「何かをつかんで来たようじゃな」
 とオルオティーナ。
 彼女は吟侍の変化を感じ取っていた。
 明らかにセレークトゥース・ワールドに行く前の彼と自信の度合いが違っているのを感じていた。
 修業や新たなパワーを身につけて来た――そう言ったものとは違う。
 全くどうしたら良いのか見えて来なかったものが何となくではあるが、見えて来た。
 そんな雰囲気を持っていた。
 自信に満ちている――そんな感じだった。

 一方、神と悪魔の勢力はクアンスティータ誕生によって右往左往していた。
「どうした?報告は」
「すみません。数値が不明なんです。マイナス数値かと思ったら……」
「生命体である限りマイナス数値になる訳がないだろう。ふざけるな」
「ふざけてなんかいません。い、今は、数値がへのへのもへじ……」
「こんな時に何を言っている。数値しかでないものになぜへのへのもへじが……」
「わ、わかりません。とにかく、何もかもが滅茶苦茶で……」
 クアンスティータを測定しようとして、全てが失敗していた。
 プラス表示しかされないはずの測定器がマイナス表示になったというのはまだ、良い方で、数字とは全く別の表示になったり、しゃべりかけてくる動画やイラストになったり、まるで、測定器をオモチャにして遊んでいるかのような表示になってパニックになっていた。
 とにかく、現界を標準状態に戻そうと必死になっているが、そこにクアンスティータの情報を絡めると全く出鱈目な表示になってしまい、対処出来なかった。
 神と悪魔の測定器には神と悪魔の最強戦力の数値も余裕で計れるものとなっている。
 それで計れないという事は神と悪魔の最強戦力を持ってしてもクアンスティータには敵わない――その事を指し示していた。
 少なくとも神や悪魔のレベルではどうにもならないという事だ。
 それどころか、神や悪魔を遙かに超える神上立者(しんじょうりっしゃ)や神超存(しんちょうそん)を持ってしてもダメかも知れないという可能性をも示している。
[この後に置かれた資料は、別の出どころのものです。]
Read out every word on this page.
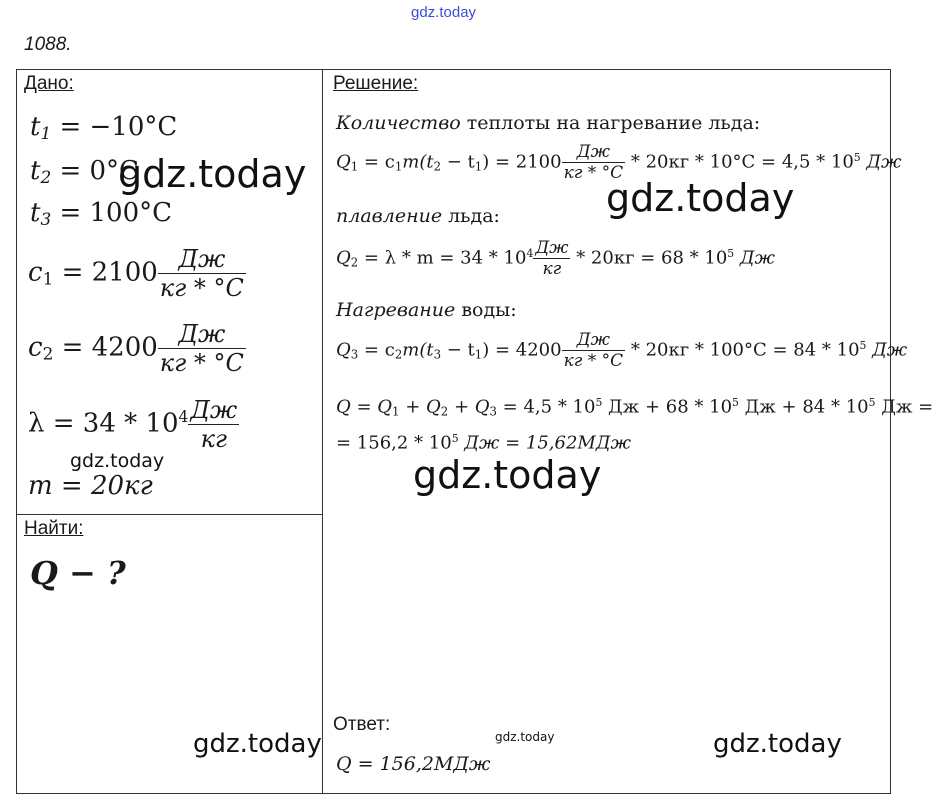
gdz.today
1088.
Дано:
$t_1 = -10^\circ C$
$t_2 = 0^\circ C$
$t_3 = 100^\circ C$
$c_1 = 2100 \frac{Дж}{кг * ^\circ C}$
$c_2 = 4200 \frac{Дж}{кг * ^\circ C}$
$\lambda = 34 * 10^4 \frac{Дж}{кг}$
m = 20кг
Найти:
Q − ?
Решение:
Количество теплоты на нагревание льда:
$Q_1 = c_1m(t_2 - t_1) = 2100 \frac{Дж}{кг * ^\circ C} * 20кг * 10^\circ C = 4,5 * 10^5$ Дж
плавление льда:
$Q_2 = \lambda * m = 34 * 10^4 \frac{Дж}{кг} * 20кг = 68 * 10^5$ Дж
Нагревание воды:
$Q_3 = c_2m(t_3 - t_1) = 4200 \frac{Дж}{кг * ^\circ C} * 20кг * 100^\circ C = 84 * 10^5$ Дж
$Q = Q_1 + Q_2 + Q_3 = 4,5 * 10^5$ Дж + $68 * 10^5$ Дж + $84 * 10^5$ Дж =
= $156,2 * 10^5$ Дж = 15,62МДж
Ответ:
Q = 156,2МДж
gdz.today
gdz.today
gdz.today	gdz.today
gdz.today	gdz.today	gdz.today
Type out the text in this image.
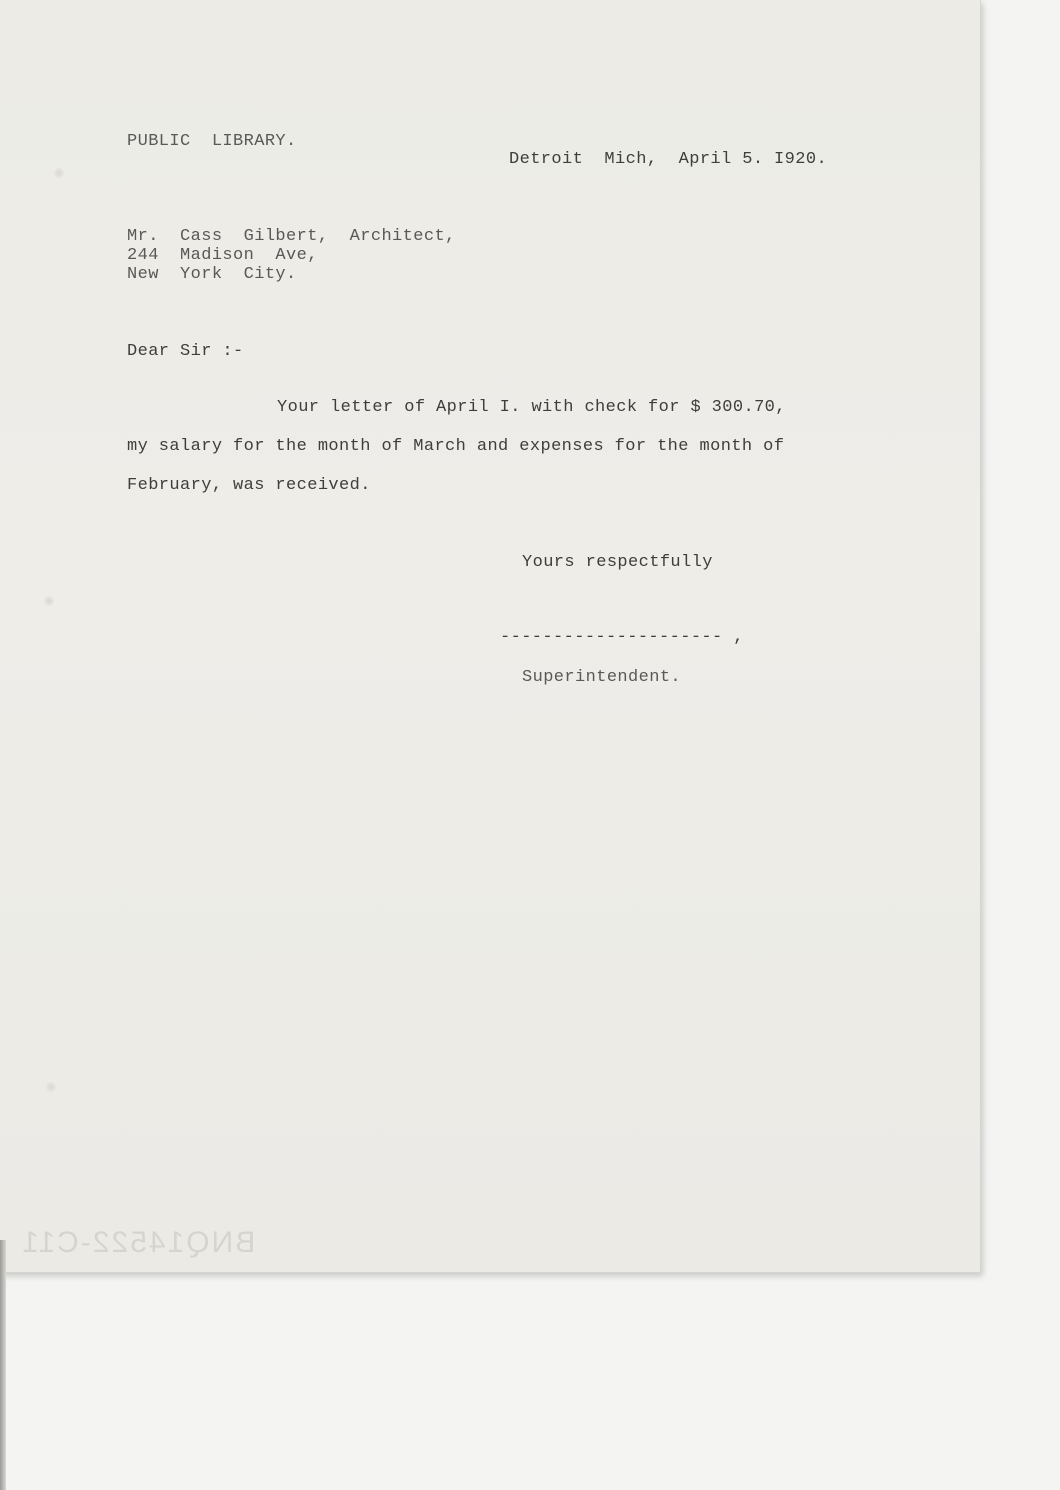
PUBLIC  LIBRARY.
Detroit  Mich,  April 5. I920.
Mr.  Cass  Gilbert,  Architect,
244  Madison  Ave,
New  York  City.
Dear Sir :-
Your letter of April I. with check for $ 300.70,
my salary for the month of March and expenses for the month of
February, was received.
Yours respectfully
--------------------- ,
Superintendent.
BNQ14522-C11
 神や悪魔の測定器で計れないというのは少なくともそれらの存在と同等以上であるという事をも示してもいるのだから。
 神話の時代、怪物ファーブラ・フィクタが言い残していた台詞が神と悪魔達を改めて恐怖させる。
 自分達では全く敵わない化獣――クアンスティータがついに誕生してしまった。
 その絶望感に震え上がる。
 知ろうとすればするほど、よく解らない答えが噴き出してくる。
 対処のとりようがない。
 次から次へと出てくる問題に完全にお手上げ状態だった。